In the end, Corey Conners just couldn't get past the last match.
Despite a valiant effort over 35 holes, the Canadian came up just short in the final of the U.S. Amateur, losing 2 & 1 to South Korea's Gunn Yang.
It was the second time in two weeks that a Canadian golfer had reached the final of an American championship.
Last Sunday, Brooke Henderson lost the final of the women's championship.
“It was a long day, fun match,” Conners said after accepting the runner-up medal. “Pretty tough fought. It was hard to win holes. Birdies are hard to come by out here and Gunn played fantastic golf.”
Conners was never up in the match, losing the first two holes of the day.
It was a bit of an uncharacteristic opening for Conners, who is generally good at hitting fairways and greens. He was in nine bunkers over the first 18, which prompted some good-natured ribbing from pal and caddie Taylor Pendrith.
“He was making fun of me because he had to rake all those bunkers,” Conners chuckled. “He said his limit on the second 18 was going to be five.”
After the first 18, he'd managed to cut Yang's lead in half. When the duo returned for the second 18, Conners quickly put the contest to all square with a birdie on the first hole. However Yang birdied six and seven and never looked back, eventually closing Conners out on the 35th-hole.
“It stings a little bit to lose the final match, but [I] played some good golf today,” said Conners, who received congratulatory messages from Graham DeLaet and Marlene Streit, among others. “Just wasn't meant to be.”
Conners admitted that his game in the final wasn't as sharp as what got him through the previous five matches. He said he simply couldn't get putts to drop despite putting good rolls on the ball.
“I thought I hit nice putts,” he said. “They just slipped by and that was kind of frustrating not to have any of those drop and win some holes.”
After losing in the semi-final last year, there is some consolation for Conners this year. His finish earns him spots in the Masters and the U.S. Open. The only catch is that he has to remain an amateur. While never firm in his plans, Conners admitted earlier this year that he was looking at turning professional after the World Team Amateur Championships in September.

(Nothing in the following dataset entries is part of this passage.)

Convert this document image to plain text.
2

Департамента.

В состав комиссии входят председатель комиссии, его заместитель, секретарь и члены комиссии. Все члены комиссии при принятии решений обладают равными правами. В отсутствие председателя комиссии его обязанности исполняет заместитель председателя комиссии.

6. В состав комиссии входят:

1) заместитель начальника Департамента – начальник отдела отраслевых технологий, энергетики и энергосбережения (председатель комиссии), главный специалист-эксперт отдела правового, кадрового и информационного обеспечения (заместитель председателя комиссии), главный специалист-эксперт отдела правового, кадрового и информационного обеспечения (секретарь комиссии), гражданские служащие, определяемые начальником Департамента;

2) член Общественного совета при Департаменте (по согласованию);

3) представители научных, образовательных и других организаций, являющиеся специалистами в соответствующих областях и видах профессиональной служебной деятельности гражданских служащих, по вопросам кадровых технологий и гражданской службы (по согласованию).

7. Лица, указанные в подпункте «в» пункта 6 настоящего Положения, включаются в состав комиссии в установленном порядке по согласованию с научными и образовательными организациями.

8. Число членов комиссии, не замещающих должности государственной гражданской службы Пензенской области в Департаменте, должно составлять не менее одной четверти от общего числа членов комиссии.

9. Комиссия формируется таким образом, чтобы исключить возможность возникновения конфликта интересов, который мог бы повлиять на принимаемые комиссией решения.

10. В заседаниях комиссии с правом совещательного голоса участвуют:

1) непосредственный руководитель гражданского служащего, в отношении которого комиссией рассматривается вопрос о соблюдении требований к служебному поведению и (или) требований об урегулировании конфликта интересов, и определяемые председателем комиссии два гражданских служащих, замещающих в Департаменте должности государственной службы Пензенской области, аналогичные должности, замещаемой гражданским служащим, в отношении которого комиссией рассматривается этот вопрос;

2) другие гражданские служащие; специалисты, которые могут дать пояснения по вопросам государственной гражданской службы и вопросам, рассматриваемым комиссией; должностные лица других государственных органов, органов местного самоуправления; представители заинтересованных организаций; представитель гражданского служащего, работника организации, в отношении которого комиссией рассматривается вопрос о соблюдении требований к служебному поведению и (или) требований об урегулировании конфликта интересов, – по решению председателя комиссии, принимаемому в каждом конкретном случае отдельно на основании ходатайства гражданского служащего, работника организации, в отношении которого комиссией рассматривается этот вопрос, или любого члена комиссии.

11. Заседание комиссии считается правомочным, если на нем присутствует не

“The next eight or nine months, I'm not too sure what's going to happen,” said Conners, who was cheered on by a large contingent from his home club in Listowel, Ont. “I have some planning to do, but yeah, I don't know. I haven't really thought about that too much.”
Despite making it so far and then falling just short, Conners was still happy with his performance.
“It feels great, and I know looking back on last year, how special of a week it was and I'm sure it will be the same thing this week," he said. "Pretty proud and happy with my play and was an exciting week.”